Hace 25 años que me adentré por primera vez por los pasillos grises y poco luminosos de la Facultad de Ciencias de la Información de la Universidad Complutense. Después de algunos devaneos infantiles –o mejor dicho, de algunos sueños de infancia– con la Medicina, me decanté por la sencilla complejidad del periodista, del reportero. Con mucha humildad he intentado –e intento– hacer aquello que le pidieron a Mark Twain cuando comenzó a escribir en un periódico: “Sal a la calle, mira lo que ocurre, vuelve a la redacción y cuéntalo”.

En este tiempo, el Periodismo no me ha propuesto la rutina de las grandes citas. Tampoco me ha colocado ante el fulgor de los ricos y famosos. Pocas veces he compartido los minutos destinados a las conexiones en prime time. Y a pesar de eso, la profesión me hace feliz porque me he topado con los grandes momentos del hombre que son la risa, el llanto, la confidencia, el lamento o la esperanza.

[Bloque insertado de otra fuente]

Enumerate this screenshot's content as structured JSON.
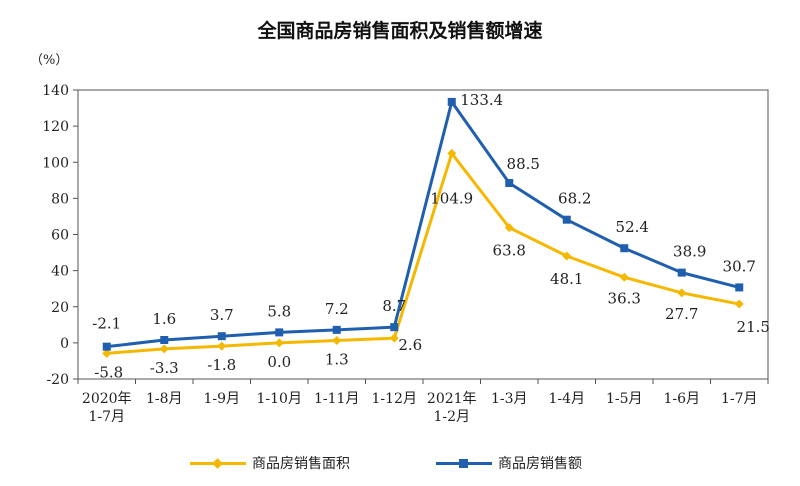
{
  "chart_data": {
    "type": "line",
    "title": "全国商品房销售面积及销售额增速",
    "ylabel": "（%）",
    "ylim": [
      -20,
      140
    ],
    "yticks": [
      -20,
      0,
      20,
      40,
      60,
      80,
      100,
      120,
      140
    ],
    "categories": [
      [
        "2020年",
        "1-7月"
      ],
      [
        "1-8月"
      ],
      [
        "1-9月"
      ],
      [
        "1-10月"
      ],
      [
        "1-11月"
      ],
      [
        "1-12月"
      ],
      [
        "2021年",
        "1-2月"
      ],
      [
        "1-3月"
      ],
      [
        "1-4月"
      ],
      [
        "1-5月"
      ],
      [
        "1-6月"
      ],
      [
        "1-7月"
      ]
    ],
    "series": [
      {
        "name": "商品房销售面积",
        "color": "#F5B800",
        "marker": "diamond",
        "values": [
          -5.8,
          -3.3,
          -1.8,
          0.0,
          1.3,
          2.6,
          104.9,
          63.8,
          48.1,
          36.3,
          27.7,
          21.5
        ],
        "labels": [
          "-5.8",
          "-3.3",
          "-1.8",
          "0.0",
          "1.3",
          "2.6",
          "104.9",
          "63.8",
          "48.1",
          "36.3",
          "27.7",
          "21.5"
        ]
      },
      {
        "name": "商品房销售额",
        "color": "#1F5FAD",
        "marker": "square",
        "values": [
          -2.1,
          1.6,
          3.7,
          5.8,
          7.2,
          8.7,
          133.4,
          88.5,
          68.2,
          52.4,
          38.9,
          30.7
        ],
        "labels": [
          "-2.1",
          "1.6",
          "3.7",
          "5.8",
          "7.2",
          "8.7",
          "133.4",
          "88.5",
          "68.2",
          "52.4",
          "38.9",
          "30.7"
        ]
      }
    ],
    "legend_position": "bottom-center"
  }
}
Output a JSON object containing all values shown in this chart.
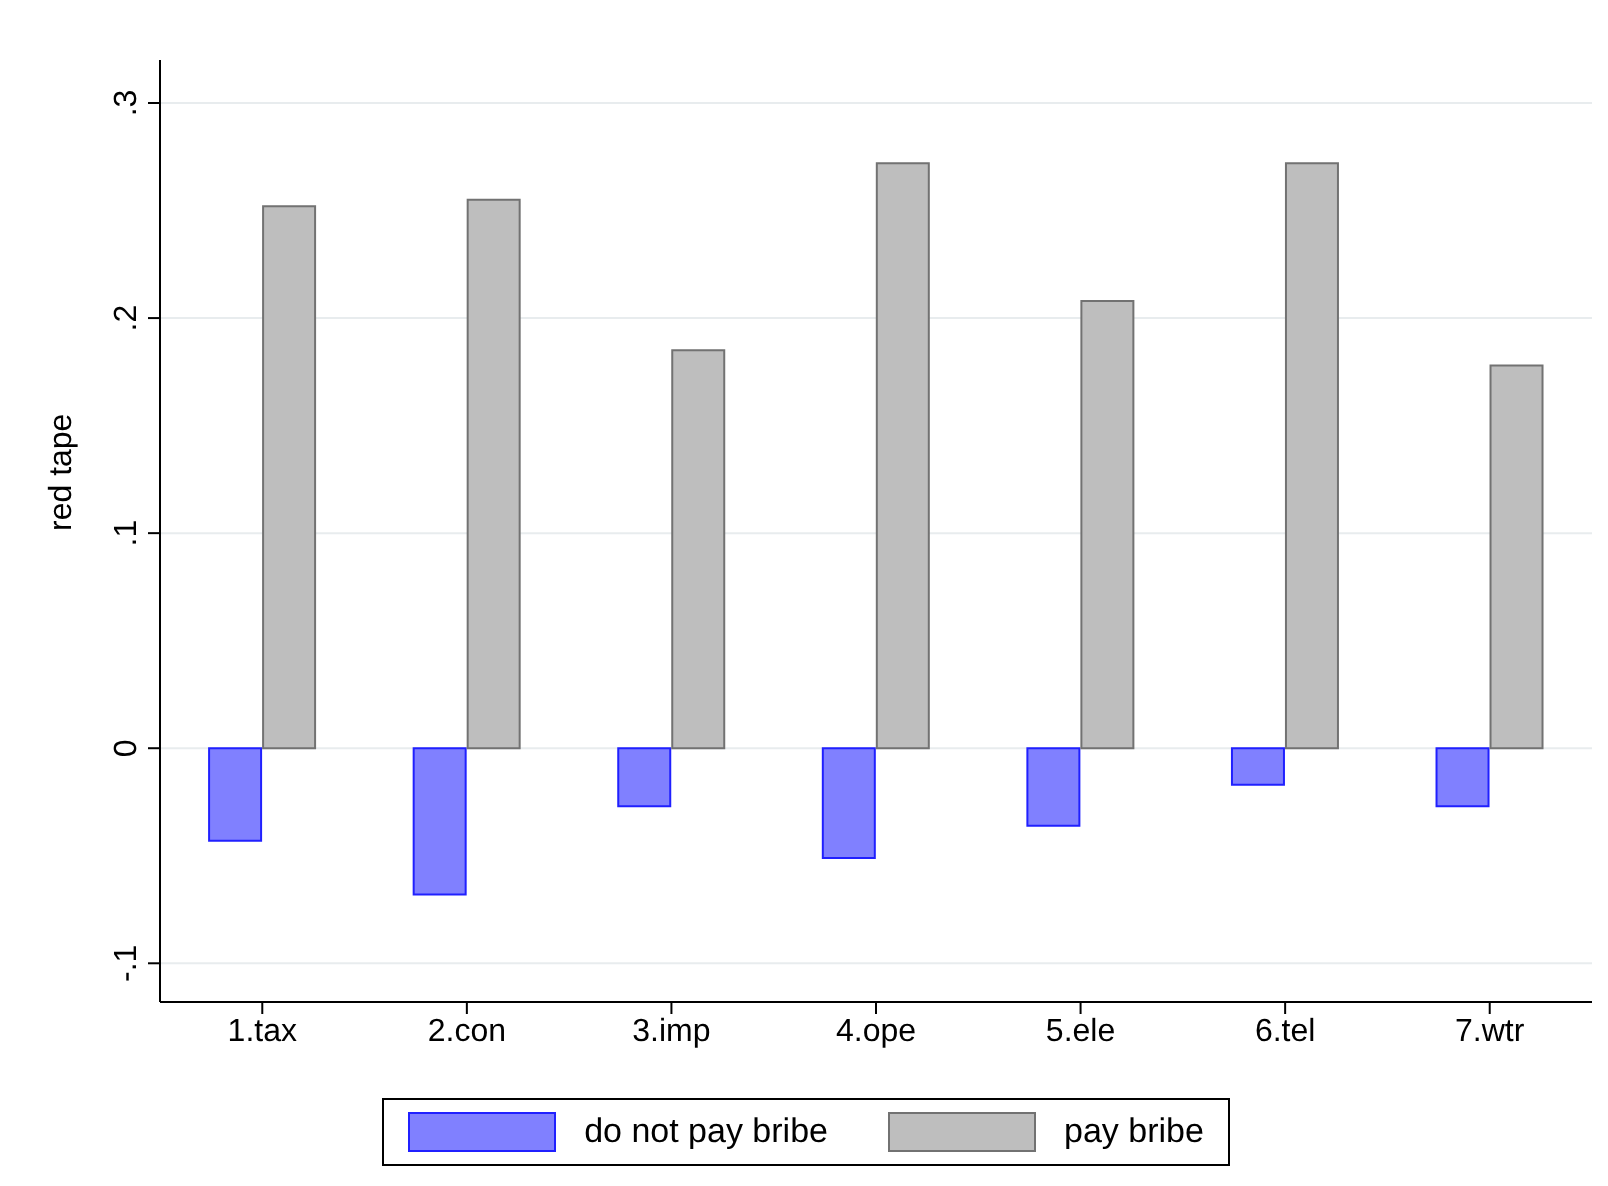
{
  "chart_data": {
    "type": "bar",
    "ylabel": "red tape",
    "categories": [
      "1.tax",
      "2.con",
      "3.imp",
      "4.ope",
      "5.ele",
      "6.tel",
      "7.wtr"
    ],
    "series": [
      {
        "name": "do not pay bribe",
        "color": "#8080ff",
        "values": [
          -0.043,
          -0.068,
          -0.027,
          -0.051,
          -0.036,
          -0.017,
          -0.027
        ]
      },
      {
        "name": "pay bribe",
        "color": "#bebebe",
        "values": [
          0.252,
          0.255,
          0.185,
          0.272,
          0.208,
          0.272,
          0.178
        ]
      }
    ],
    "ylim": [
      -0.118,
      0.32
    ],
    "yticks": [
      {
        "value": -0.1,
        "label": "-.1"
      },
      0,
      {
        "value": 0.1,
        "label": ".1"
      },
      {
        "value": 0.2,
        "label": ".2"
      },
      {
        "value": 0.3,
        "label": ".3"
      }
    ],
    "grid": "y",
    "legend": "bottom"
  }
}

He tropezado con sabios que no son famosos, pero que son sabios. Y he comido en la mesa de los que comparten el poco pan que tienen. Y eso me ha hecho feliz.

Muchos de esos sabios sin carné son misioneros, a los que he conocido mar adentro. Los últimos, en Burundi y Ruanda. Por gente como ellos me hice periodista, por escuchar sus historias y, por supuesto, por escribirlas sobre una pantalla en blanco.